The North Col is 23,000 feet in height and this was a superb effort for a man of 49 years of age.

Dr. Raymond Greene writes :

No one who marched across Tibet with Shebby in 1933 will ever forget his perpetual good temper, complete imperturbability and remarkable knowledge of natural history. His control over the porters was complete and unquestioned and invariably friendly. They loved him as a father. Though already too old to go high on Everest, he was the toughest member of the party. Physical discomfort was not withstood: it was ignored. I don't think he ever felt uncomfortable. He had a wonderful sense of humour which, although always kindly, delighted in ‘deblimping’ It is said that on one journey to India in a P. & O. liner, in which in those days social customs were as strict as in any vessel of the Royal Navy or any Royal Court, Shebby appeared at dinner in a khaki shirt and shorts and a pair of gym shoes. Summoned before the captain next morning he unsmilingly apologized. That evening he was the first down to dinner, clad in tails, white waistcoat and white tie.
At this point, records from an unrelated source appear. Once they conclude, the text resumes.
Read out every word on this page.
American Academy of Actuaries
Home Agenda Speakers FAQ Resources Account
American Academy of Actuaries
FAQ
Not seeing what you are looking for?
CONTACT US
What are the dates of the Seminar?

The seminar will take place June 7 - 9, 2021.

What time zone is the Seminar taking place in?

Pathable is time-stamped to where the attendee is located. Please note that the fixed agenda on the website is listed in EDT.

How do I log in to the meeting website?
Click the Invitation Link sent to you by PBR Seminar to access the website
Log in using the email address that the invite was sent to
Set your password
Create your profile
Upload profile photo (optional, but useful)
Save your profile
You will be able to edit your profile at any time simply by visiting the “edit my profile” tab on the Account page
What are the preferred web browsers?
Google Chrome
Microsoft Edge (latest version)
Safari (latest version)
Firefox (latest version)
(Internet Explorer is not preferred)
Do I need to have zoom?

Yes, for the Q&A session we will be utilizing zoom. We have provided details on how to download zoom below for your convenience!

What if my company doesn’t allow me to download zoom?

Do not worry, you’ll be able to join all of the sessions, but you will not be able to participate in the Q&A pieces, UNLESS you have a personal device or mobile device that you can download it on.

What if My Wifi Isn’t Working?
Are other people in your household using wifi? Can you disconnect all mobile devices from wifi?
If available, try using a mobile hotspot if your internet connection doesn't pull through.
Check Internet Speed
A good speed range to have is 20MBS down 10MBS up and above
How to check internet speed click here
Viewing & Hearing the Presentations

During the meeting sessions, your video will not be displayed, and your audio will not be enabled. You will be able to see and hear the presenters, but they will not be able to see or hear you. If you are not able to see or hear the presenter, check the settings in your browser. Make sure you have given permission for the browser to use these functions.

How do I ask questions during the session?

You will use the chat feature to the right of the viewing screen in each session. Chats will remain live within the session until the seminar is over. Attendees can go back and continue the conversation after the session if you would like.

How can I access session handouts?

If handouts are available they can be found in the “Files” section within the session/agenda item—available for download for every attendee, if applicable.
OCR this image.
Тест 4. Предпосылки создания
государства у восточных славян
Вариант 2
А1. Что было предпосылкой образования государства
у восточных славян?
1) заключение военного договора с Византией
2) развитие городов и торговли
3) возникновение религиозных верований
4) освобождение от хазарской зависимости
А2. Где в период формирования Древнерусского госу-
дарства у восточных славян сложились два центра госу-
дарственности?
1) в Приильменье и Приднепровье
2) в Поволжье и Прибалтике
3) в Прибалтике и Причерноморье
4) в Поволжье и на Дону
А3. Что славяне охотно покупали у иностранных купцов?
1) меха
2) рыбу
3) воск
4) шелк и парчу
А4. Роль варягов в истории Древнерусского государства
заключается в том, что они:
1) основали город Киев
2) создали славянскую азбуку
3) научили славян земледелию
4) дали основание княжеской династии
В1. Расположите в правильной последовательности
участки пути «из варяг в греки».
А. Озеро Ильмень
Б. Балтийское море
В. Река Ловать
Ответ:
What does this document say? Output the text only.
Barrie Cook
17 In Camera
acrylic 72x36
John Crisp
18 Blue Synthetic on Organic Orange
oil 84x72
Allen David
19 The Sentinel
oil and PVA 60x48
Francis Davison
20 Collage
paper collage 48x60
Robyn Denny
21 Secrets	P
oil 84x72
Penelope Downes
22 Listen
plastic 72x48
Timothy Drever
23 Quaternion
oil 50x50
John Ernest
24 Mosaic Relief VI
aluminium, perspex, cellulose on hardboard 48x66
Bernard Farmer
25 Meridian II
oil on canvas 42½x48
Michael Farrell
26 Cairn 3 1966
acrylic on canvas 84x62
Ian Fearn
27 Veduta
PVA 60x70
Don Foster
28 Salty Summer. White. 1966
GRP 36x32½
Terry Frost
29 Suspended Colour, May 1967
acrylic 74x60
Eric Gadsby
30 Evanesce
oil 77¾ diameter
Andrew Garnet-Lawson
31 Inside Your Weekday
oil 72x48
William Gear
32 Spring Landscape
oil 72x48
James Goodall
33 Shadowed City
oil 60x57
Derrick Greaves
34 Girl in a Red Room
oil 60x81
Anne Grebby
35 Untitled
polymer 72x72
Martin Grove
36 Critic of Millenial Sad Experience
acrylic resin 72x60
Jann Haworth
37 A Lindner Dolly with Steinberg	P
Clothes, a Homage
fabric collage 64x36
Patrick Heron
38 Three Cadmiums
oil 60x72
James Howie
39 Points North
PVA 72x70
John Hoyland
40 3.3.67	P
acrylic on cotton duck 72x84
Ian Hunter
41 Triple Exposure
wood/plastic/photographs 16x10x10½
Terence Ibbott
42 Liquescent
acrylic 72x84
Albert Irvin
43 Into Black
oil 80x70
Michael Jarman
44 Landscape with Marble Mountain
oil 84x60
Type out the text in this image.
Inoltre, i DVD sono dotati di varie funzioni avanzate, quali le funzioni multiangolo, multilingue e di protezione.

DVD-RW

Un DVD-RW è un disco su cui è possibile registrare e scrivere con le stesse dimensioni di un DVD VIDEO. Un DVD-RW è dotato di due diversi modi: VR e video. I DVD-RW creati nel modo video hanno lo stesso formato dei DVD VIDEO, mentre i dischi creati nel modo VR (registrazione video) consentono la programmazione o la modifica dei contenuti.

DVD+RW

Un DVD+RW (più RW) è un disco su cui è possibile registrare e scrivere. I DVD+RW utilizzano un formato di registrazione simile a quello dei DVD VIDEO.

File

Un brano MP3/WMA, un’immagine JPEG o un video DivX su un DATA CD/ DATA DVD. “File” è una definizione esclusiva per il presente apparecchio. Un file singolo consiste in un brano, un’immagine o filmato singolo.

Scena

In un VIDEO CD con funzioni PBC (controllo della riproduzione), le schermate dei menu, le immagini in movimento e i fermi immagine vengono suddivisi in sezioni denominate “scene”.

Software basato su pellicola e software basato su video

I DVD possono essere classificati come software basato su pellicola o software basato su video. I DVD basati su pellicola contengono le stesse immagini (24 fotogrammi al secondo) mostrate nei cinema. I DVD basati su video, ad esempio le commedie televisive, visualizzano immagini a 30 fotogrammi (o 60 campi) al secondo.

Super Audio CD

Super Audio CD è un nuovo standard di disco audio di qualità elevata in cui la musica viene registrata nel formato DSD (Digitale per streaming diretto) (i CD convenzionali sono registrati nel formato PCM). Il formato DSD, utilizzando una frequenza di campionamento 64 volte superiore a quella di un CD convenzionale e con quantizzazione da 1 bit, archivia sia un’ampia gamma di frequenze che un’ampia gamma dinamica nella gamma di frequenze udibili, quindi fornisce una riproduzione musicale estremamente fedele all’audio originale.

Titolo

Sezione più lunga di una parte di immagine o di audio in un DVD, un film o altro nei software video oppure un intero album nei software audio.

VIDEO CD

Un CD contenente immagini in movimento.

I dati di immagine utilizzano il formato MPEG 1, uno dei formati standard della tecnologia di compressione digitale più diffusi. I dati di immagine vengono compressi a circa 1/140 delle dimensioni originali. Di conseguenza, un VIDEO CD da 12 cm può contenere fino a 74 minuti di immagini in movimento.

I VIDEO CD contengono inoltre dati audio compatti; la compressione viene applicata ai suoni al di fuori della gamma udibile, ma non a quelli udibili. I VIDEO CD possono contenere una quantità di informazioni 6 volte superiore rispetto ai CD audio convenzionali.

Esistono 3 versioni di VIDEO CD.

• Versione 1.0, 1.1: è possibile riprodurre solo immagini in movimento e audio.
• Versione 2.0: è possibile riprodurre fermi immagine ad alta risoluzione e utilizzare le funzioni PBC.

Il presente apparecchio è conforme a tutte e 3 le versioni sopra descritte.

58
It was only when, having arrived first, he left first, that the other passengers realized that he was still wearing shorts and gym shoes. The captain gave in.

He seemed to those who continued to see him after the last war that he had been unchanged by his terrible experiences as a prisoner of war in Japanese hands. One would have expected that to so free a spirit confinement only would have been intolerable. Yet he was still calm, humorous and unperturbed. He drifted quietly into old age and, still mentally and physically well, literally fell asleep in his own garden chair.

Dr. K. Biswas, Editor, Himalayan Journal, writes:

I came in contact with E. O. Shebbeare during the early part of my tenure of service in the then Royal Botanic Garden, Calcutta, along with the late Captain Kingdon Ward. My acquaintance with him ripened into great intimacy for our common interest in the study of the flora of Bengal with special relation to the vegetation of the Terai and Duars and the plants of Darjeeling and Sikkim Himalayas. In fact, in his publication of the floristic studies of the then undivided Bengal I had the privilege of identifying many of the plants collected by him and furnishing him with necessary information on their systematic aspect during the preparation of his comprehensive forest flora of Bengal. This is a valuable contribution towards our knowledge of Bengal plants written by him after the publication of the book on ‘Bengal Plants' by Sir David Prain in 1901-3. He was not only a botanist of a high order but equally a good ornithologist and naturalist.

I am in full agreement with what has been stated above about his character and personality by Mr. Birnie and Dr. Greene. His was a character by itself-fearless but amiable, enduring all who came in contact with him, simple due to his constant association with natural surroundings of the forest. Once he told me a little story which proved his great courage. He was strolling on a February day in the fog near Sukna forest. He climbed up the side of the road emerging out of the tall grasses and landed himself face to face with a huge tiger sitting on the road only 5/6 feet away. He was as composed as ever and stood still. The tiger stood up, watched his old friend, as he used to say, and moved away wagging his tail.

In Shebbeare's demise Bengal has lost an experienced forest officer who set up a tradition in the forest service by his pioneering work in those days in the development of forestry, not only in Bengal but in India also.